To find her ideal artist, her kingdom will host the 16th Tattoo Carnival.

This year sees representatives from the five largest tattoo conglomerates in the Protectorate compete for fame, prizes, and recognition of their superiority. The carnival will still have the usual games, competitions, and amenities, but the Olympia Contest will be the main event.

Attending will be:

The tried and tested ‘Interstellar Tattoo Union’ based in Pelratha.

The ultranationalist ‘Firryan Liberation Front, Tattoo Division’ based in Foregone.

The ever meticulous ‘Multi-Planetary Body Art Practitioners’ based in the Pel League.

And the zatadun’s ‘Verband Der Tätowierer’, based in the Reichenhorn.

The monsoorai’s ‘Cultural Center For Preserving Islander Heritage’ is banned due to their open association with the Heaven’s Tree Empire; a member of the Axis. They’ll still participate, but Olympia cannot choose them.

Each conglomerate will send a team of their best artists, and a canvas of their choosing, to participate.

I was asked to be the canvas for the ITU.

The FLF will, naturally, use a firryan.

The MPBAP will use an arcadian girl.

The VDT will be using a young, 36-year-old peldak girl.

The CCFPIH will use a monsoorai model.

The Olympia Contest is expected to last about ten hours tomorrow. The teams will have frequent breaks, and victory will be decided by whichever art the queen likes best.
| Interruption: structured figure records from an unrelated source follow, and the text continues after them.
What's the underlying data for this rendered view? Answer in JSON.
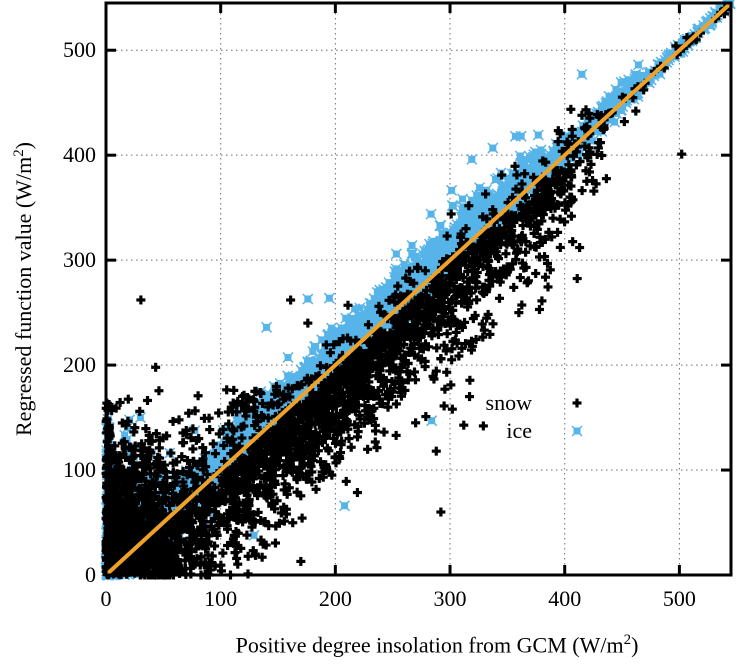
{
  "chart_data": {
    "type": "scatter",
    "title": "",
    "xlabel": {
      "prefix": "Positive degree insolation from GCM (W/m",
      "sup": "2",
      "suffix": ")"
    },
    "ylabel": {
      "prefix": "Regressed function value (W/m",
      "sup": "2",
      "suffix": ")"
    },
    "xlim": [
      0,
      545
    ],
    "ylim": [
      0,
      545
    ],
    "xticks": [
      0,
      100,
      200,
      300,
      400,
      500
    ],
    "yticks": [
      0,
      100,
      200,
      300,
      400,
      500
    ],
    "grid": "dotted",
    "grid_color": "#6e6e6e",
    "frame_color": "#000000",
    "identity_line": {
      "from": [
        0,
        0
      ],
      "to": [
        545,
        545
      ],
      "color": "#efa229",
      "width": 4
    },
    "legend": {
      "position": "middle-right",
      "items": [
        "snow",
        "ice"
      ]
    },
    "seed": 7,
    "series": [
      {
        "name": "ice",
        "color": "#56b4e9",
        "marker": "square-with-x",
        "clusters": [
          {
            "n": 1500,
            "x": [
              "uniform",
              0,
              180
            ],
            "dy": [
              "normal",
              8,
              9
            ]
          },
          {
            "n": 1250,
            "x": [
              "uniform",
              180,
              380
            ],
            "dy": [
              "normal",
              10,
              11
            ]
          },
          {
            "n": 400,
            "x": [
              "uniform",
              380,
              465
            ],
            "dy": [
              "normal",
              4,
              6
            ]
          },
          {
            "n": 130,
            "x": [
              "uniform",
              465,
              545
            ],
            "dy": [
              "normal",
              1,
              2.5
            ]
          },
          {
            "n": 520,
            "x": [
              "halfnormal",
              28
            ],
            "y": [
              "halfnormal",
              44
            ]
          },
          {
            "n": 60,
            "x": [
              "uniform",
              0,
              3
            ],
            "y": [
              "uniform",
              0,
              150
            ]
          },
          {
            "n": 26,
            "x": [
              "uniform",
              40,
              380
            ],
            "dy": [
              "uniform",
              26,
              70
            ]
          }
        ],
        "outliers": [
          [
            140,
            236
          ],
          [
            176,
            263
          ],
          [
            319,
            396
          ],
          [
            415,
            477
          ],
          [
            284,
            147
          ],
          [
            208,
            66
          ],
          [
            302,
            352
          ],
          [
            357,
            418
          ],
          [
            30,
            150
          ],
          [
            452,
            470
          ]
        ]
      },
      {
        "name": "snow",
        "color": "#000000",
        "marker": "filled-plus",
        "clusters": [
          {
            "n": 950,
            "x": [
              "halfnormal",
              38
            ],
            "y": [
              "halfnormal",
              57
            ]
          },
          {
            "n": 80,
            "x": [
              "uniform",
              0,
              4
            ],
            "y": [
              "uniform",
              0,
              165
            ]
          },
          {
            "n": 1450,
            "x": [
              "triangular",
              25,
              185,
              435
            ],
            "dy": [
              "negabs",
              8,
              42
            ]
          },
          {
            "n": 470,
            "x": [
              "uniform",
              40,
              435
            ],
            "dy": [
              "normal",
              -8,
              16
            ]
          },
          {
            "n": 130,
            "x": [
              "uniform",
              5,
              150
            ],
            "dy": [
              "posabs",
              12,
              38
            ],
            "ymax": 178
          },
          {
            "n": 32,
            "x": [
              "uniform",
              430,
              545
            ],
            "dy": [
              "normal",
              0,
              3.5
            ]
          },
          {
            "n": 70,
            "x": [
              "uniform",
              290,
              440
            ],
            "dy": [
              "negabs",
              18,
              45
            ]
          }
        ],
        "outliers": [
          [
            502,
            401
          ],
          [
            397,
            373
          ],
          [
            396,
            339
          ],
          [
            413,
            312
          ],
          [
            452,
            432
          ],
          [
            462,
            442
          ],
          [
            497,
            504
          ],
          [
            536,
            536
          ],
          [
            415,
            438
          ],
          [
            378,
            253
          ],
          [
            331,
            363
          ],
          [
            345,
            381
          ],
          [
            301,
            344
          ],
          [
            161,
            262
          ],
          [
            176,
            240
          ],
          [
            211,
            257
          ],
          [
            238,
            256
          ],
          [
            288,
            118
          ],
          [
            292,
            60
          ],
          [
            253,
            133
          ],
          [
            270,
            145
          ],
          [
            302,
            158
          ],
          [
            317,
            170
          ],
          [
            360,
            250
          ]
        ]
      }
    ]
  }
}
Firryan Radicals Break With Interstellar Tattoo Union

19/01/218 ASU

The Interstellar Tattoo Union of Firryan Talent has undergone a schism in recent months following the adoption of new tools and techniques in their tattoo parlors.
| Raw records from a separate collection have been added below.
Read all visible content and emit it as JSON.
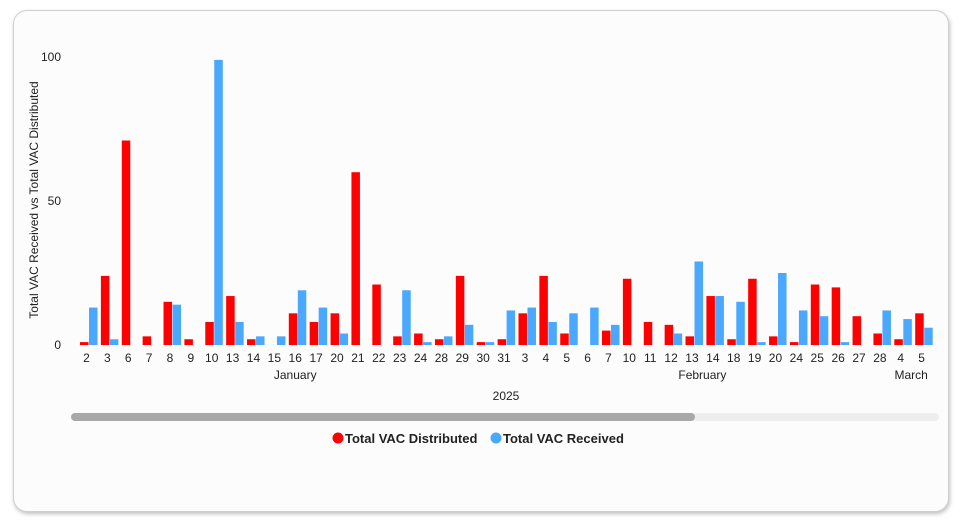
{
  "chart_data": {
    "type": "bar",
    "ylabel": "Total VAC Received vs Total VAC Distributed",
    "xlabel_year": "2025",
    "ylim": [
      0,
      100
    ],
    "yticks": [
      0,
      50,
      100
    ],
    "categories": [
      "2",
      "3",
      "6",
      "7",
      "8",
      "9",
      "10",
      "13",
      "14",
      "15",
      "16",
      "17",
      "20",
      "21",
      "22",
      "23",
      "24",
      "28",
      "29",
      "30",
      "31",
      "3",
      "4",
      "5",
      "6",
      "7",
      "10",
      "11",
      "12",
      "13",
      "14",
      "18",
      "19",
      "20",
      "24",
      "25",
      "26",
      "27",
      "28",
      "4",
      "5"
    ],
    "months": [
      {
        "label": "January",
        "start": 0,
        "end": 20
      },
      {
        "label": "February",
        "start": 21,
        "end": 38
      },
      {
        "label": "March",
        "start": 39,
        "end": 40
      }
    ],
    "series": [
      {
        "name": "Total VAC Distributed",
        "color": "#ff0000",
        "values": [
          1,
          24,
          71,
          3,
          15,
          2,
          8,
          17,
          2,
          0,
          11,
          8,
          11,
          60,
          21,
          3,
          4,
          2,
          24,
          1,
          2,
          11,
          24,
          4,
          0,
          5,
          23,
          8,
          7,
          3,
          17,
          2,
          23,
          3,
          1,
          21,
          20,
          10,
          4,
          2,
          11
        ]
      },
      {
        "name": "Total VAC Received",
        "color": "#4aa8ff",
        "values": [
          13,
          2,
          0,
          0,
          14,
          0,
          99,
          8,
          3,
          3,
          19,
          13,
          4,
          0,
          0,
          19,
          1,
          3,
          7,
          1,
          12,
          13,
          8,
          11,
          13,
          7,
          0,
          0,
          4,
          29,
          17,
          15,
          1,
          25,
          12,
          10,
          1,
          0,
          12,
          9,
          6
        ]
      }
    ],
    "legend_position": "bottom-center",
    "grid": false
  }
}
The traditional firryan tattoo method involves taking a single needle, dipping it in black or colored ink, then carefully jabbing flesh to stain the skin. Creating a design takes tens of thousands of pokes and several hours. The new tattoo method the ITU is pushing on their parlors involves purchasing tools which originated on Monsoo. These wooden brushes feature dozens of needles arranged in shapes such as boxes, circles, lines or curves. Much faster than the traditional method, a skilled artist could reliably create the same design in a fourth of the time.

The new method is more time efficient, so what’s the issue?
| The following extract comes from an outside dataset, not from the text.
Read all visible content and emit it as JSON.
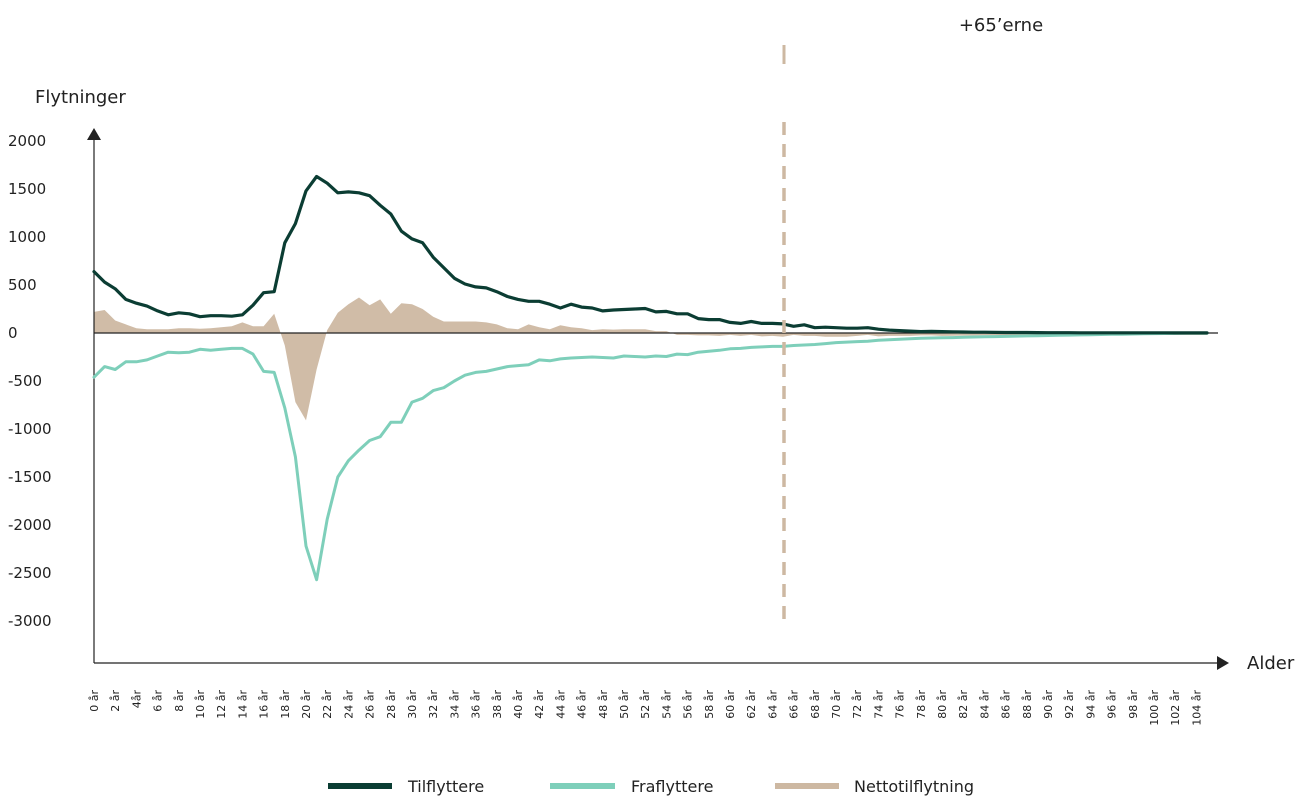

The problem is that, ever since their liberation nearly 200 years ago, firryan intellectuals, scholars, and statemen have desired to carve out a firm, coherent, racial identity for their people. An identity that transcends language, culture, or geography. There are hundreds of schools of thought over how this should happen, and there’s been a constant fight for power and influence within the broader firryan community.

The single largest and most respected faction is the Firryan Liberation Front, which is the modern form of the most successful anti-slavery organization that operated on Relgan.

The FLF has become increasingly militant and nationalistic in recent years, and the concept of using alien tools for firryan art is deeply offensive ideologically.

A dozen tribes in the ITU – a sharp minority – have announced their exit from the conglomerate over this matter, and the FLF has begun buying properties of their own to begin a rival chain of tattoo art using purely firryan methods.

The FLF may abhor alien tools, but they love alien money.